Service d'hépato-gastroentérologie, hôpital Jean-Verdier, Assistance publique-Hôpitaux de Paris, UFR SMBH, université Paris-13, 93143 Bondy cedex, France.
Clin Res Hepatol Gastroenterol. 2012 Jun;36(3):214-21. doi: 10.1016/j.clinre.2011.11.002. Epub 2011 Dec 19.
Since HAART, primary liver cancer has emerged as an increasing cause of morbidity and mortality in patients with HIV infection. Our aim was to compare characteristics and outcome of primary liver cancer according to HIV status in HCV cirrhotic patients submitted to periodic ultrasonographic surveillance.

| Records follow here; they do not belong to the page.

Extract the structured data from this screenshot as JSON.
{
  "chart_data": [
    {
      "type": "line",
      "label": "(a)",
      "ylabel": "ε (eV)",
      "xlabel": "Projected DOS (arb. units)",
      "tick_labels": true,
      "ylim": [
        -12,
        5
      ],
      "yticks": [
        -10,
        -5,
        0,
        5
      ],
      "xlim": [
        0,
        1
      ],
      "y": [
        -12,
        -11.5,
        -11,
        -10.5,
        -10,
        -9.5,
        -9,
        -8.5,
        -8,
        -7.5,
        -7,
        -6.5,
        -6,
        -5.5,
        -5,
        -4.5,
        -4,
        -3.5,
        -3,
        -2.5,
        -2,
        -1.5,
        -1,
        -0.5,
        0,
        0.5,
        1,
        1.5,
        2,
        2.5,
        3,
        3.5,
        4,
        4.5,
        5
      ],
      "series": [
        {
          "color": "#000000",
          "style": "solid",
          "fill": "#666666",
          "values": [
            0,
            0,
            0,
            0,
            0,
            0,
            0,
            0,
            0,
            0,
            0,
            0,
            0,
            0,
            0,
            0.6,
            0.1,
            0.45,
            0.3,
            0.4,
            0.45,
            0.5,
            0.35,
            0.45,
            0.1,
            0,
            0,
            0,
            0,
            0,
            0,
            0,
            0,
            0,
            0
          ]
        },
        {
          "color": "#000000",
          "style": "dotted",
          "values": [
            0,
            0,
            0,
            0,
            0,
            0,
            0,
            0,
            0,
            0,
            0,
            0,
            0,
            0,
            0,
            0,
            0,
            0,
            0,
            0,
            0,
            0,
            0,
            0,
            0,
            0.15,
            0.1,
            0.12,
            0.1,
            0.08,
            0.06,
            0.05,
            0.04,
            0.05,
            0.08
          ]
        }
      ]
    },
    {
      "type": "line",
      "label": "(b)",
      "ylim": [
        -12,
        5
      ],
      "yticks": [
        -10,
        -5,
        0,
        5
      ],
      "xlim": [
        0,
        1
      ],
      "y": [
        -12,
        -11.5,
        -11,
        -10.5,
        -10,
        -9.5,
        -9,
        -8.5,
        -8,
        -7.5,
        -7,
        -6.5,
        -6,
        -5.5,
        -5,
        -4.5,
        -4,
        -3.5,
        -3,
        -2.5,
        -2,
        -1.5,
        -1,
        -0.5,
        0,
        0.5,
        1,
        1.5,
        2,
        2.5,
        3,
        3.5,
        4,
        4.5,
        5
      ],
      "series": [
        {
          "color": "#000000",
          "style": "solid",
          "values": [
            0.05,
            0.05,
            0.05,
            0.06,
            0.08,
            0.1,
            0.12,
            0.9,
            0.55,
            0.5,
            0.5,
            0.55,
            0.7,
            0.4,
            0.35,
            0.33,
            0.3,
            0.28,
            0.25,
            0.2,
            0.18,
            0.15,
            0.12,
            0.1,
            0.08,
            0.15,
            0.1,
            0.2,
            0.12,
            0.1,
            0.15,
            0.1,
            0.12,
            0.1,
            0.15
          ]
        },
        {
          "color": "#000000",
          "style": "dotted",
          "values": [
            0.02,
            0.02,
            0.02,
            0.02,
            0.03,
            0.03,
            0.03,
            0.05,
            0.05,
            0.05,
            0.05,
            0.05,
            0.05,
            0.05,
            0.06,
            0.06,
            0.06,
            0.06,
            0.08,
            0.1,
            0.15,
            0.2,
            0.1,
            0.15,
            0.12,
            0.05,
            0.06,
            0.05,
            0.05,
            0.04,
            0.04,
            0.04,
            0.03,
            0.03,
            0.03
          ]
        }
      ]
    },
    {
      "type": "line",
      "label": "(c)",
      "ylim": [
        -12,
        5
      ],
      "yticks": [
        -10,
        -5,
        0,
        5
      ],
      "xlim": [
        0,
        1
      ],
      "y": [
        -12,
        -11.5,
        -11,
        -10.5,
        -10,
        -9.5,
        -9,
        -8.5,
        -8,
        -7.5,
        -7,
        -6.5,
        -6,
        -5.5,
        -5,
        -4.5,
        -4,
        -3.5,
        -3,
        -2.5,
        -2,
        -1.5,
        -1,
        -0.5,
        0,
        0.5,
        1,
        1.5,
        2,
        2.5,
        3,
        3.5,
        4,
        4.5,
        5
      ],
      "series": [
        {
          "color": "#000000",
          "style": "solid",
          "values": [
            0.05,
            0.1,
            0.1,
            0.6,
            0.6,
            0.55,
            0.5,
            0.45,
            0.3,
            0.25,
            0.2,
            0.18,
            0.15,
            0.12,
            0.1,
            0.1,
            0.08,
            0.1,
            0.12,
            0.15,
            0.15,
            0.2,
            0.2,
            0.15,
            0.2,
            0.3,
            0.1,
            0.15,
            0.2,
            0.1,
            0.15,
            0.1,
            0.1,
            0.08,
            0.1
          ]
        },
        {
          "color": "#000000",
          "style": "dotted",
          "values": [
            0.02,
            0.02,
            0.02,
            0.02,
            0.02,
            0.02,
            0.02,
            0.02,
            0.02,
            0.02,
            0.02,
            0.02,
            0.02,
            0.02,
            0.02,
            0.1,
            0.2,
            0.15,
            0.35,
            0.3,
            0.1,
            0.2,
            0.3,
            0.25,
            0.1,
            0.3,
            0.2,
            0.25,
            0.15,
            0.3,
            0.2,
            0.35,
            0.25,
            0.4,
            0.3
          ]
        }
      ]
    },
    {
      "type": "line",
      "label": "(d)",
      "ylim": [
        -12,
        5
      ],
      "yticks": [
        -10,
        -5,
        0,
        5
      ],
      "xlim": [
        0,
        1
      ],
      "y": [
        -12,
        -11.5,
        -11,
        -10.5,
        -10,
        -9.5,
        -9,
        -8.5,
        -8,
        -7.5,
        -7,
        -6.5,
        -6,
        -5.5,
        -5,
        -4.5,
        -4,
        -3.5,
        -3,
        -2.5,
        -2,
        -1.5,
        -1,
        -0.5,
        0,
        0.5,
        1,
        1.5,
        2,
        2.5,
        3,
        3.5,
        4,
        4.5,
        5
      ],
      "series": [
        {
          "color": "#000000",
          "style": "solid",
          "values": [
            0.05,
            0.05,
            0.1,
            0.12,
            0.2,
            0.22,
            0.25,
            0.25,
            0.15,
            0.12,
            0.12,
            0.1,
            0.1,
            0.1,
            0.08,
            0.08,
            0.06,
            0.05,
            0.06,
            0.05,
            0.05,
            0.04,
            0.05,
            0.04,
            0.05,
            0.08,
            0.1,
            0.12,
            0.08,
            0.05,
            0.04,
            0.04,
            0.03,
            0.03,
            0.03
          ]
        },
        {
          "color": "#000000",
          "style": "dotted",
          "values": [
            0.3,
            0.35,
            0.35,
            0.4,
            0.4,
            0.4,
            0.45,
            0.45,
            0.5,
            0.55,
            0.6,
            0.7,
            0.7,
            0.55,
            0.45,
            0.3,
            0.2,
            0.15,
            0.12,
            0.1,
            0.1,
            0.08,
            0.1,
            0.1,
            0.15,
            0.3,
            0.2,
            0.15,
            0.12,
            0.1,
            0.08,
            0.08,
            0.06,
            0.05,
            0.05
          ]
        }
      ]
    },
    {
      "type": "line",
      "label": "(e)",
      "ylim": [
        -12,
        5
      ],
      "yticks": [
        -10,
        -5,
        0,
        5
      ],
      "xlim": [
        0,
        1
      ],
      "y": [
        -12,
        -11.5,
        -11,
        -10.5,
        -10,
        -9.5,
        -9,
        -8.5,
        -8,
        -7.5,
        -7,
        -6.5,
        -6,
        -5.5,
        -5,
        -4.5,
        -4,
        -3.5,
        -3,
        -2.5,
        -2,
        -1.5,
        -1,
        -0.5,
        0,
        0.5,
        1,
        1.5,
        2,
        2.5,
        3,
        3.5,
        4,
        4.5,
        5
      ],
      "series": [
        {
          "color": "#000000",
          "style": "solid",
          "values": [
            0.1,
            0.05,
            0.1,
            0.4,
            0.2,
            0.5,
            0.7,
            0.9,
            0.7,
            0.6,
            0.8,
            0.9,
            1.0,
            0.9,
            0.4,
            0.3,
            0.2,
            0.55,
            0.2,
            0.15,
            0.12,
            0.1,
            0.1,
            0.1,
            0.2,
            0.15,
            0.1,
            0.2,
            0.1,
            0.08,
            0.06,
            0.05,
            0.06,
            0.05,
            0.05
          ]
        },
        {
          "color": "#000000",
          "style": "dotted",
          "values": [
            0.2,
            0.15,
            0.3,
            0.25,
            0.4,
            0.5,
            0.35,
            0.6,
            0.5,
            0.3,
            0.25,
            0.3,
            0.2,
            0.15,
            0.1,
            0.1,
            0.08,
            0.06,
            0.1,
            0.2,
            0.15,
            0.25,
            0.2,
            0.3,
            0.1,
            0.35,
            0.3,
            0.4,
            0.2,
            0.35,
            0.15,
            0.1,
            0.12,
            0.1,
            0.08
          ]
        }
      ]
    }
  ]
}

All patients with primary liver cancer and cirrhosis were selected from two prospective cohorts (ANRS CO12 Cirvir, viral cirrhosis, n=1081; ANRS CO13 Hepavih, HIV-HCV coinfection, n=1175). Cirrhosis was diagnosed by liver biopsy in monoHCV group and biopsy and/or non-invasive tests in HIV-HCV group. Ultrasonographic surveillance was performed every 6 months. Diagnosis of primary liver cancer was established according to EASL-AASLD guidelines.
Primary liver cancer was diagnosed in 32 patients, 16 in each group, and corresponded to hepatocellular carcinoma in all except for two cholangiocarcinomas in HIV-HCV patients. Ultrasonographic follow-up was similar (median time since last ultrasonographic without focal lesion: 237 days in HIV-HCV group (n=12) versus 208 days in HCV group, NS). At primary liver cancer diagnosis HIV-HCV patients were markedly younger (48 vs. 60 yrs, P<0.001), primary liver cancer was more advanced in HIV-HCV patients (single nodule: 43% vs. 75%, P=0.07; mean diameter of main nodule: 24 vs. 16 mm, P=0.006; portal obstruction: 3 vs. 0). Curative treatment was performed in four HIV-HCV patients versus 11 HCV patients (P=0.017). During follow-up, 10 HIV-HCV patients died versus only one HCV patient (P=0.0005).
This result suggests more aggressiveness for tumors in HIV infected patients and, if confirmed, could result in shortening the length between ultrasonographic examinations.
自高效抗逆转录病毒治疗(HAART)以来,原发性肝癌已成为 HIV 感染者发病率和死亡率上升的一个原因。我们的目的是比较 HCV 肝硬化患者定期超声监测时,根据 HIV 状态原发性肝癌的特征和结局。
从两个前瞻性队列(ANRS CO12 Cirvir,病毒性肝硬化,n=1081;ANRS CO13 Hepavih,HIV-HCV 合并感染,n=1175)中选择所有原发性肝癌和肝硬化患者。在单 HCV 组中通过肝活检诊断肝硬化,在 HIV-HCV 组中通过活检和/或非侵入性检查诊断肝硬化。每 6 个月进行一次超声监测。根据 EASL-AASLD 指南建立原发性肝癌的诊断。
在 32 名患者中诊断出原发性肝癌,每组 16 名,除了 2 名 HIV-HCV 患者为胆管细胞癌外,其余均为肝细胞癌。超声随访相似(HIV-HCV 组(n=12)最后一次无局灶性病变超声检查至原发性肝癌诊断的中位时间为 237 天,与 HCV 组(n=12)的 208 天相比,无统计学差异(NS)。在原发性肝癌诊断时,HIV-HCV 患者明显更年轻(48 岁 vs. 60 岁,P<0.001),HIV-HCV 患者的原发性肝癌更晚期(单发结节:43% vs. 75%,P=0.07;主结节平均直径:24 毫米 vs. 16 毫米,P=0.006;门脉阻塞:3 例 vs. 0 例)。在 HIV-HCV 患者中进行了 4 例根治性治疗,而在 HCV 患者中进行了 11 例(P=0.017)。在随访期间,10 名 HIV-HCV 患者死亡,而只有 1 名 HCV 患者死亡(P=0.0005)。
这一结果表明 HIV 感染患者的肿瘤侵袭性更强,如果得到证实,可能会导致超声检查之间的时间间隔缩短。